As I have mentioned on the show, I am quite cheap/poor, so I don't get to go to the theater very often.  However, I try and catch movies that look interesting when they come out on DVD.  Captain America just came out on the 25th and I was able to score a copy and watch it and I have to say that I was very impressed.  The following review will contain plot spoilers, much as my show does.  If you haven't seen the movie and care about it being spoiled, move on to the next post!

(SPOILER ALERT!!)

I am not a big comic book fan, but I do love comic book/super hero movies.  Sure, they can be silly and sometimes they are awful, but I'll usually go to see them.  This movie was neither silly nor awful.  I didn't know a lot about the Cap going into this movie, but I feel as though I should have been paying more attention and clamoring for this movie adaptation.  A few things I liked:

1. They payed homage to the costume from the comic and iconic comic imagery in a clever, but not derivative way.  Having the newly bulked up Steve Rogers going to USO shows and becoming a figurehead of the war effort before he had done all that many heroic things was a stroke of genius.  It showed where the (later toned down) version of the uniform came from, why he carried a shield in the first place (so he could read his lines from it) and, of course, him punching out Hitler.  Classic.  Also, the song was pretty funny.

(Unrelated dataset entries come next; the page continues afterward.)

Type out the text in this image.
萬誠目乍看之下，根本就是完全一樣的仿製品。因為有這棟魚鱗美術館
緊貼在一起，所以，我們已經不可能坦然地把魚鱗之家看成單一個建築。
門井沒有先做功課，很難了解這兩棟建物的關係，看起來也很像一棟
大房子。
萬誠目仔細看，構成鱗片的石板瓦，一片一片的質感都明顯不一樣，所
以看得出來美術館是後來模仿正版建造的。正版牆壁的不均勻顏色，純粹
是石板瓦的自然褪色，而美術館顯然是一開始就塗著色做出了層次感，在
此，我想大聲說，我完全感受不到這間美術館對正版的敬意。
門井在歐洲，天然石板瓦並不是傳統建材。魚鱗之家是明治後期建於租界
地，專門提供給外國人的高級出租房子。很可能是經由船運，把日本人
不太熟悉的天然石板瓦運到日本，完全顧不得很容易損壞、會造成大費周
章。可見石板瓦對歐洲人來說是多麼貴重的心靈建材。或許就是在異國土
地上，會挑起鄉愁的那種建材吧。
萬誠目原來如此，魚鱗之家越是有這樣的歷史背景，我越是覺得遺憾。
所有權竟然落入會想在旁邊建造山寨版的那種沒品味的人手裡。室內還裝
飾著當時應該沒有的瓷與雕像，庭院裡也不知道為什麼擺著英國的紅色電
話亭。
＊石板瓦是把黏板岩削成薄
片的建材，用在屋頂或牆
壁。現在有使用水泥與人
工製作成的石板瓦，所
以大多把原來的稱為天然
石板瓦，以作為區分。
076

2. Steve Rogers is a very likable character.  It's not often that you can root for the little guy and the hero and have them be the same person.  While he doesn't have much of a character arc, he doesn't really need one.  He represents, not just the best of America, but the best of humanity: a humble, self-sacrificing person who puts the greater good above all else and refuses to back down no matter what.  He was a hero before he had super powers, not because of them.  That's rare in modern emo-heroes.

3. Least obnoxious gear-up scene I can recall.  In a lot of comic/sci-fi/fantasy movies, there will inevitably be a bond-esque gearing up scene where the hero (and audience) are introduced to the hi-tech gadgets they will use to defeat the enemy.  I usually dread these scenes because, for me, they tend to highlight the most ridiculous aspects of the source material and bring them front and center.  Examples of bad ones can be found in the Blade movies, Van Helsing, XXX and the Hellboy films.  Decent examples would be Batman Begins/Dark Knight where everything is a little bit more realistic and the first Matrix movie where they downloaded all the weapons they were going to use.  In Captain America, the scene was short, featured an interesting tech guy in the elder Stark (Iron man's dad, for anyone who doesn't know) and seemed realistic.  I helped that Cap basically just uses shield and not many other gadgets.

4. He was more of a good leader than a lone wolf, like many super heroes.  His physical abilities, while impressive, serve as only tools to inspire those that follow him.  The movie shows an awesome montage of the Captain working closely with the men in his unit to bring down the bad guys.  After seeing so many solo heroes, this was a nice change of pace.

And here are a few things I didn't like:

1. Vibranium.  The substance that his shield is made of.  This may be from the comic, but is a super lame name almost up there with Avatar's unobtainium, and it bumped me out of the movie for a few minutes while I though of how dumb that was.  If it is from the comics, they almost have to include it, but some things "sound" better on paper than they do when spoken aloud.

2. The death of Bucky seemed sudden and didn't carry as much weight as I felt it should.  Not much more to say about it.  I can't really explain why I felt this way and I can't think of any way they should have done it differently, but there it is.

So that's my opinion of the new Captain America movie.  In short, I am looking forward to the Avengers movie.  They seem to be giving these characters (Iron Man, Thor, Captain America and, to a lesser extent the Hulk) just the right amount of reality and fantasy.  Also, I would like this experiment that Marvel is conducting (inter-movie continuity) to work so that other studios will be able to go the same way.  Consider me tentatively sold!